A couple of weeks ago I sat in a meetup, where Dave Stanke from Google mentioned he sometimes creates self-destructing VMs. I had never thought about self-destructing VMs, and decided to try this out with Azure.
What’s required for a self-destructing VM
First things first, we’ll need a way to create our VM. Through this creation, we’ll schedule a task in the OS to delete the VM itself. To allow the VM do this, we’ll need to give it an identity and a role binding to allow it to delete itself.
Let’s think this through: a VM in Azure consists of a VirtualMachine object, but a NetworkInterface and Disk are also attached. That NetworkInterface exists within a VirtualNetwork – and will probably also have a PublicIP address. If we schedule the deletion in the VM itself – we won’t be able to delete the peripheral resources. Hence – I’ll be planning to create a brand new network in a brand new resource group – and instruct the VM the delete the resource group.

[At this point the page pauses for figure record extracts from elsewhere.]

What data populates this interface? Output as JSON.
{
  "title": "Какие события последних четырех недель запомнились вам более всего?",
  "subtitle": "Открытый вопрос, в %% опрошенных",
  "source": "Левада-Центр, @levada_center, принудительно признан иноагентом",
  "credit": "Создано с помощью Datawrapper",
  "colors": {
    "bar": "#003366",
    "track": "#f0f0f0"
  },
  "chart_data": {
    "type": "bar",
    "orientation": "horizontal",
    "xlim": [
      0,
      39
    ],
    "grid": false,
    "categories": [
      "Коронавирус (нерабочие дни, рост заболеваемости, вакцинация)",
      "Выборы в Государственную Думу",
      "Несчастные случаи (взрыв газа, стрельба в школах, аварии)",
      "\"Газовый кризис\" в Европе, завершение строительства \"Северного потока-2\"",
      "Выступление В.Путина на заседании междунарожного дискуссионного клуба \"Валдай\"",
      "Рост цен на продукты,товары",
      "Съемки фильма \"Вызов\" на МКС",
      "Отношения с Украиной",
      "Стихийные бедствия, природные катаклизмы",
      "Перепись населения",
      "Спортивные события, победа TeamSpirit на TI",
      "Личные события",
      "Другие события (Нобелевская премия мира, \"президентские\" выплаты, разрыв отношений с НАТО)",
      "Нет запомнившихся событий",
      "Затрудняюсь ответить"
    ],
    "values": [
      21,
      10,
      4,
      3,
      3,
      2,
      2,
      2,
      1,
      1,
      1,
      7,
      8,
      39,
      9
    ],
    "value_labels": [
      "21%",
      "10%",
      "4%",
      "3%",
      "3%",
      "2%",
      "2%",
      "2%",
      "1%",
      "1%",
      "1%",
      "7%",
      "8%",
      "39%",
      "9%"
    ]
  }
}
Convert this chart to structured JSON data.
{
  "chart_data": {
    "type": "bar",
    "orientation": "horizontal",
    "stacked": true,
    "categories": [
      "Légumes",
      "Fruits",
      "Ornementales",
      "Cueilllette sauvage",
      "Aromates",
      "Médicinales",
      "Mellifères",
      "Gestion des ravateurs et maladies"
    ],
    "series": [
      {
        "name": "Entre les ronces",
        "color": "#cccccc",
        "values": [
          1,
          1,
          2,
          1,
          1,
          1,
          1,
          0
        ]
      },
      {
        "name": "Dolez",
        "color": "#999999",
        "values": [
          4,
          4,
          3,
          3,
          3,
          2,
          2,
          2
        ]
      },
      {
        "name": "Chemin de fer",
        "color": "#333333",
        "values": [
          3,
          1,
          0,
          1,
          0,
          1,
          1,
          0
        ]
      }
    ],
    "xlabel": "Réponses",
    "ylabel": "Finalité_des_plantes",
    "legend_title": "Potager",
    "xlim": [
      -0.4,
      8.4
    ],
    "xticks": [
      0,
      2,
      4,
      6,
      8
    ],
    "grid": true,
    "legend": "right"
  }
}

Second, how will we delete the VM? We could install the Azure CLI on the VM, but that takes a while to setup. So we’ll be doing a straight REST API call.
Third, how will we schedule the task to delete itself? There is a Linux utility called at
that can schedule tasks, and even has a very ‘natural language’ scheduling system. We could schedule our script to execute the following way: at now + 15 minutes -f kill.sh
Finally, we need to consider the language we’ll use to create our resources. I’ve been warming up to Terraform lately, hence I’ll also execute this via Terraform.
Writing this out
The code for this Terraform template can be found on my GitHub. There’s two sections worth highlighting here:
In the VM section you’ll see the following:
os_profile {
computer_name = "killme"
admin_username = "nilfranadmin"
custom_data = <<-EOF
#!/bin/bash
sudo apt-get install at -y
echo "response=\$(curl 'http://169.254.169.254/metadata/identity/oauth2/token?api-version=2018-02-01&resource=https%3A%2F%2Fmanagement.azure.com%2F' -H Metadata:true -s)" > killme.sh
echo "access_token=\$(echo \$response | python -c 'import sys, json; print (json.load(sys.stdin)[\"access_token\"])')" >> killme.sh
echo "curl -X DELETE -H \"Authorization: Bearer \$access_token\" -H \"Content-Type: application/json\" https://management.azure.com/${azurerm_resource_group.main.id}?api-version=2019-05-10" >> killme.sh
at now + ${var.timeout} -f killme.sh
EOF
}
The custom_data section is a script that will execute on the virtual machine at creation time. It took me some iterative development to get all the quotes and backslashes just right – just this one does the job. Essentially what this script does is it installs at
– it creates a script that will get a oauth token and call the API to delete the resource group – and then schedule that script.
Another interesting section is here:
resource "azurerm_role_assignment" "test" {
scope = "${azurerm_resource_group.main.id}"
role_definition_name = "Contributor"
principal_id = "${lookup(azurerm_virtual_machine.main.identity[0], "principal_id")}"
}
This sections creates a role assignment, that gives our ‘virtual machine’ system identity contributor access to our resource group. This enables the VM to delete itself.
Conclusion and considerations
This template is a rather simple template that creates a VM that will delete itself. It creates it in it’s own network, and all the resources will deleted after creation.
Thinking through this template after creation – I believe there are more elegant ways to solve this than have the VM delete itself. I started thinking through a mechanism using tags and an automation job (maybe a logic app) to do this in a more suitable way. More on that later, I hope you at least enjoyed this approach!
“I believe there are more elegant ways to solve this than have the VM delete itself.” –> I agree, it feels a bit like bloat to install the mechanism onto the VM itself. It’s also a bit troublingly opaque; I can imagine someone new to the team being super confused about why their VMs keep blinking out of existence.
On the other hand, if you’re worried about paying $$$ for zombie instances (which I am), the benefit is that it’s self-contained. Even if somehow all the external automation got messed up, the VM will still terminate on schedule.
We’re both thinking exactly the same thing. If I find a couple hours in the coming weeks – I’m going to work through a way to do this in an automated way. I was thinking on tagging the VM and the surrounding resources (disk / network interface) with a “deleteBy” date, and then running a periodic function/automation job that would scan those tags.
Like you said, that creates extra work, but could create some more tracebility. It’s just fun playing around with those things 🙂